Almost right--but it was hydrogen sulphide [used for precipitating Gp. III metals I think...] not chlorine.  This stuff is more toxic than cyanide and it laid old Ratcliffe out and it was just a chance that two teachers [Williams and Barnett I seem to remember] walked into the science block, smelled the gas, and got the unconscious man to safety.  The culprit who left the Kipps apparatus running is well-known but I shall not mention his name here...  The issue was treated seriously but no disciplinary measures were taken as it was hoped that everybody had learned a lesson in lab' safety.

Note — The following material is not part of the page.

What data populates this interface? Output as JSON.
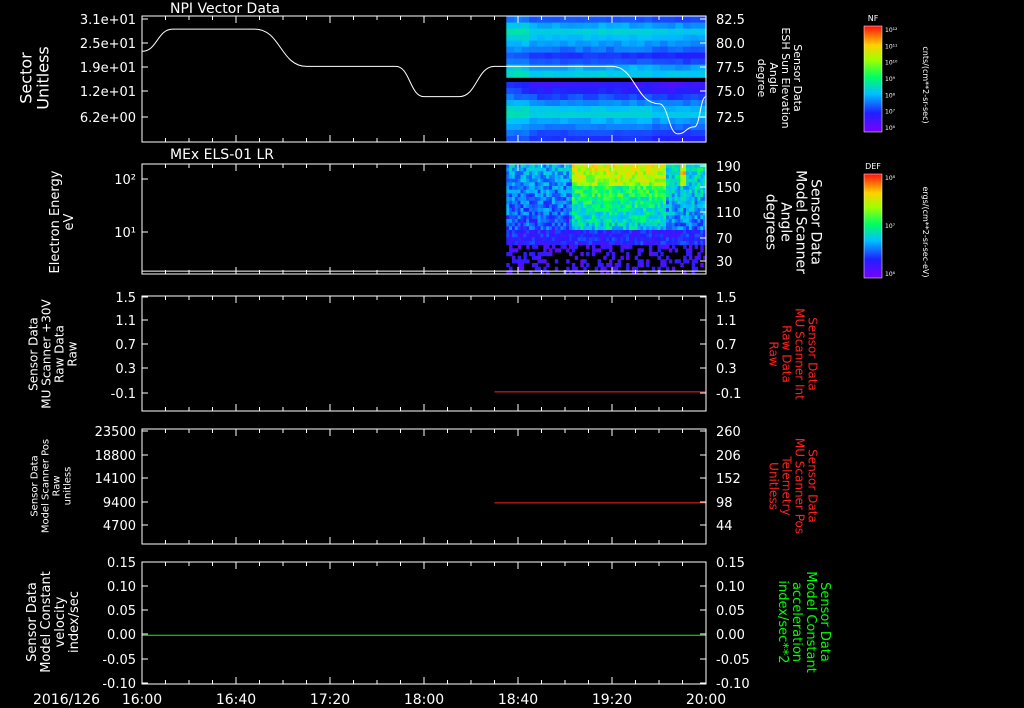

It is a tribute to the day that we were indeed allowed to use "dangerous" chemicals. Go into a HS lab these days, or even an undergrad' lab, and you will find that students are not allowed access to many substances that we took for granted in our day: hydrogen sulphide, storn gacids and alakalais, volatile solvents and suchlike. Students graduate from university with virtually no laboratory skills [maybe just those picked up in a hons. year project course]. It's quite normal for a student beginning a masters or doctoral programme to have almost no lab' skills. I remember being shocked at having to teach an extremely clever student to use an analytical balance, not to put the water into the conc. acid and to absolutely not use the bloody coffee spoon to weigh-out chemicals!  [OK--you shouldn't eat and drink in the lab--I knew that...]

Andy

 

 Message 25 of 27 in Discussion
From: kdwSent: 12/07/2002 16:00

I attended Downer from 70-75 and he was always known as Crippen. I was in a Chemistry lesson with Mr Richardi when a very small 1st former came in and asked if 'Sir' knew where he could find Mr Crippen as he had been sent to find him for a 6th former as there was a message for him in the office!  We didn't know if we should laugh or pretend we had no idea who he was talking about.
I seem to remember Mr Richardi handling the situation well and explaining he was not around.

Karen Westlake(Cooper as was)

 

 Message 27 of 27 in Discussion
From: Ray RichiardiSent: 21/07/2002 18:15

Crippen, or F G Williams retired in 1970 and eventually moved to Australia.. I was the teacher appointed to take his place. He was always affectionately referred to by his Colleagues as 'FG'.  I only met him once but his inventiveness in teaching Chemistry lived on - Avogadro's biscuit tins, the Biro refill turned into a rocket etc. When I did meet him I remember showing him some of the work my students had been doing - just to get feedback from a man of his wisdom and experience and to check that i wasn't too far offtrack. Now 30 years later I still teach Chemistry as a private tutor.  I do not have any regrets and look back fondly on the work of teachers like FG.
Mike Barnett who worked with FG has also retired and lives in Kingsbury.  I met him recently when I sang in a concert given by Harrow Opera.
Like Andy Forrester I was glad that I did all sorts of experiments which students don't always do today.  I learnt some good chemistry from the analysis of metal ions.